Appendix D – A Discussion About Tagging with Mode
In a prior discussion, the term "mode" was referenced as a classification tag within an argument-tagging system. This usage did not originate from the Toulmin model, where the relevant term is typically "qualifier", but from frameworks that draw on computational linguistics, discourse analysis, or pragmatics, where "mode" has a distinct technical usage.
Here is a clarification and reconciliation of that usage:
Distinguishing “Mode” from Toulmin’s “Qualifier”
In Toulmin’s framework, a qualifier indicates the degree of certainty or strength of a claim (e.g., “probably,” “necessarily,” “likely,” “possibly”).
In computational discourse analysis or semantic tagging systems, mode refers to the speaker’s attitude toward the likelihood, obligation, or desirability of a proposition.

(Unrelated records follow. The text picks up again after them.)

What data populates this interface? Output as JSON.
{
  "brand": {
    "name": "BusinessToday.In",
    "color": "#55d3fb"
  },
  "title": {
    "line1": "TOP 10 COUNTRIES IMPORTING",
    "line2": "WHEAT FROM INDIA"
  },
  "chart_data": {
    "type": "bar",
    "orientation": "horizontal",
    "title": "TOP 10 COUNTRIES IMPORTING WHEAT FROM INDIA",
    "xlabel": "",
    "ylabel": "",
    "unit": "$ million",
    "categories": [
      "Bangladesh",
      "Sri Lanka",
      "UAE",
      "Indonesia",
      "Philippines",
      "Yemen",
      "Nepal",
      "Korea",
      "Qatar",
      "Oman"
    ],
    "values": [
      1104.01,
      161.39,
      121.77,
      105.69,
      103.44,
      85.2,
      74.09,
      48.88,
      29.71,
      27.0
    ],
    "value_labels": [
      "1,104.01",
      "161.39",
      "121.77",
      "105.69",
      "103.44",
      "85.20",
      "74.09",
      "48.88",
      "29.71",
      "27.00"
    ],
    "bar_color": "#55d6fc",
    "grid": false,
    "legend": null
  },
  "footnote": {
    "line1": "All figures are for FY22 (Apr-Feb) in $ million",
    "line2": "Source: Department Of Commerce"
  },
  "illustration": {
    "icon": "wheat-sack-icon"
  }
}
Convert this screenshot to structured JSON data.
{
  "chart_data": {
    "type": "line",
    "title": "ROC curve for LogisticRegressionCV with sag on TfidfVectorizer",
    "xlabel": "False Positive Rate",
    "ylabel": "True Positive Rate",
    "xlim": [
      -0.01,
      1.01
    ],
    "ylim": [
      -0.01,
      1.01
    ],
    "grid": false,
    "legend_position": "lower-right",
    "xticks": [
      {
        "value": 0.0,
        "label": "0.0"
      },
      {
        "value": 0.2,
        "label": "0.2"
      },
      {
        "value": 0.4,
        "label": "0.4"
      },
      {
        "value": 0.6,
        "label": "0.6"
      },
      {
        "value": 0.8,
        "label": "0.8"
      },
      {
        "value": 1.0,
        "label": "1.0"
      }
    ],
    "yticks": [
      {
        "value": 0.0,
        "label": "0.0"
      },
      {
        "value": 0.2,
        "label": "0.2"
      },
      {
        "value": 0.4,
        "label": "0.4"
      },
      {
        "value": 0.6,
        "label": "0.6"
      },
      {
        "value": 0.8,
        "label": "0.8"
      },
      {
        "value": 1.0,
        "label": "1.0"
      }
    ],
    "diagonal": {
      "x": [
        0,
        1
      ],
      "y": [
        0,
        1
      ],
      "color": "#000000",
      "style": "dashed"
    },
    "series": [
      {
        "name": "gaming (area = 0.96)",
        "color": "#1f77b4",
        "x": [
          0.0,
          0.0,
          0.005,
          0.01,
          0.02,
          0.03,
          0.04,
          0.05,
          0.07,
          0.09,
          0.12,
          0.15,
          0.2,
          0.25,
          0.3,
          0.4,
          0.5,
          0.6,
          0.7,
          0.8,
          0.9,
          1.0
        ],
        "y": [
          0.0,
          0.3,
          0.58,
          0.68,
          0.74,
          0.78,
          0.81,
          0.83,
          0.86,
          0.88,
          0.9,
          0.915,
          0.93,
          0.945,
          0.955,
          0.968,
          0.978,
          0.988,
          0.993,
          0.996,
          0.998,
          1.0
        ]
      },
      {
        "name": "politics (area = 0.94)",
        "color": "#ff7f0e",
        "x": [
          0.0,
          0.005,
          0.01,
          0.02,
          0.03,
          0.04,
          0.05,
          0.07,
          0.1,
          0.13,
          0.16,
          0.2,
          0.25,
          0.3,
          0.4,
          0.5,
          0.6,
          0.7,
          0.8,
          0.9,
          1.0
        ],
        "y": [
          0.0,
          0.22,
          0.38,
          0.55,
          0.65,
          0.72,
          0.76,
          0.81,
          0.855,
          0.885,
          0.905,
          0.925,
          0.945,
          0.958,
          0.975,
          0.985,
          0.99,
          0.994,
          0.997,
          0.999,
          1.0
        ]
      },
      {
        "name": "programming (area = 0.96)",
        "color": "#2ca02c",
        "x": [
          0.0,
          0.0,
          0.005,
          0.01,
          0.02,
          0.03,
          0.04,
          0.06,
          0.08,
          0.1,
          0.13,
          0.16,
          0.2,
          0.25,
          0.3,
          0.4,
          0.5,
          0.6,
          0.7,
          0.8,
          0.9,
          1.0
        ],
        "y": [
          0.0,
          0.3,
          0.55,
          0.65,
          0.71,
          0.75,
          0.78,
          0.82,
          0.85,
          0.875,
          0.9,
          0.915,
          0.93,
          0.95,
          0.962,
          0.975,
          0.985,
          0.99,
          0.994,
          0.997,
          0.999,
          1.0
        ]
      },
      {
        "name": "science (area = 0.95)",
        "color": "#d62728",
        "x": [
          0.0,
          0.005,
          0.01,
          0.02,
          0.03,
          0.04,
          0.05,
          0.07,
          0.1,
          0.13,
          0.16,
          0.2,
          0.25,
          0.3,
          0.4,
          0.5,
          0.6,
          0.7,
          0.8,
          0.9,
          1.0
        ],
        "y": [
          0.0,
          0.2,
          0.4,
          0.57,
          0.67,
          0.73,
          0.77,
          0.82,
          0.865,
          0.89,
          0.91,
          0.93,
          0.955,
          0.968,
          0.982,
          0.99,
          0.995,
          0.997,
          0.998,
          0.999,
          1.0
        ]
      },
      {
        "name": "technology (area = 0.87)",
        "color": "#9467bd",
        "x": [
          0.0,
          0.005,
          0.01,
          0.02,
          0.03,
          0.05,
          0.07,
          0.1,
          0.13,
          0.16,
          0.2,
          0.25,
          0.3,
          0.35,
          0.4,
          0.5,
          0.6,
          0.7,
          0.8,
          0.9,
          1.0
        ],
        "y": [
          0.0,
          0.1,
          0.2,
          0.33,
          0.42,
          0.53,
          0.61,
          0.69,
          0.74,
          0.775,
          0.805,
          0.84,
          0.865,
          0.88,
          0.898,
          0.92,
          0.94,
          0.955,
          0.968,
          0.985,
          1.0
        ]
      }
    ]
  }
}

It encompasses multiple modalities:
Epistemic modality: likelihood or certainty (e.g., might, must, could)
Deontic modality: obligation or permission (e.g., should, may, ought)
Dynamic modality: ability or internal necessity (e.g., can, is able to)
So, mode in that system is a broader label, under which Toulmin’s qualifier is a subtype, specifically addressing epistemic confidence.
Example Reconstructions with “Mode” as a Tag
Below are two short argument examples with explicit “mode” tagging, in addition to Toulmin-style role tagging.
Example 1: Epistemic Mode
Text:
"She must be tired, because she barely slept last night."
Tags:
Claim: She must be tired.
Mode: Epistemic – must (high certainty)
Grounds (Data): She barely slept last night.
Warrant: People who don’t sleep tend to feel tired.
Qualifier (Toulmin): Must (strong inference)
Rebuttal (implied): Unless she had caffeine or adrenaline keeping her alert.
Example 2: Deontic Mode
Text:
"You should apologize, since your comment upset him."
Tags:
Claim: You should apologize.
Mode: Deontic – should (moral or normative obligation)
Grounds (Data): Your comment upset him.
Warrant: If one’s comment upsets another, an apology is warranted.
Backing: Common social norms about responsibility for emotional harm.
Qualifier: Should (moderate force; normative recommendation)
Rebuttal (implied): Unless the offense was unintended or trivial.
Summary of System Divergence
Toulmin uses “qualifier” to signal certainty about a claim.
Broader semantic or computational tagging systems use “mode” to indicate the modal force of a statement—whether epistemic (belief), deontic (duty), or dynamic (ability).
In practical tagging schemes, mode is sometimes treated as an independent tag layered on top of Toulmin roles, especially in linguistic or NLP applications.
If the goal is to analyze arguments linguistically (as in NLP or argument mining), mode will be treated as a surface-level semantic tag. If the aim is logical analysis (as in Toulmin), qualifier is the relevant role.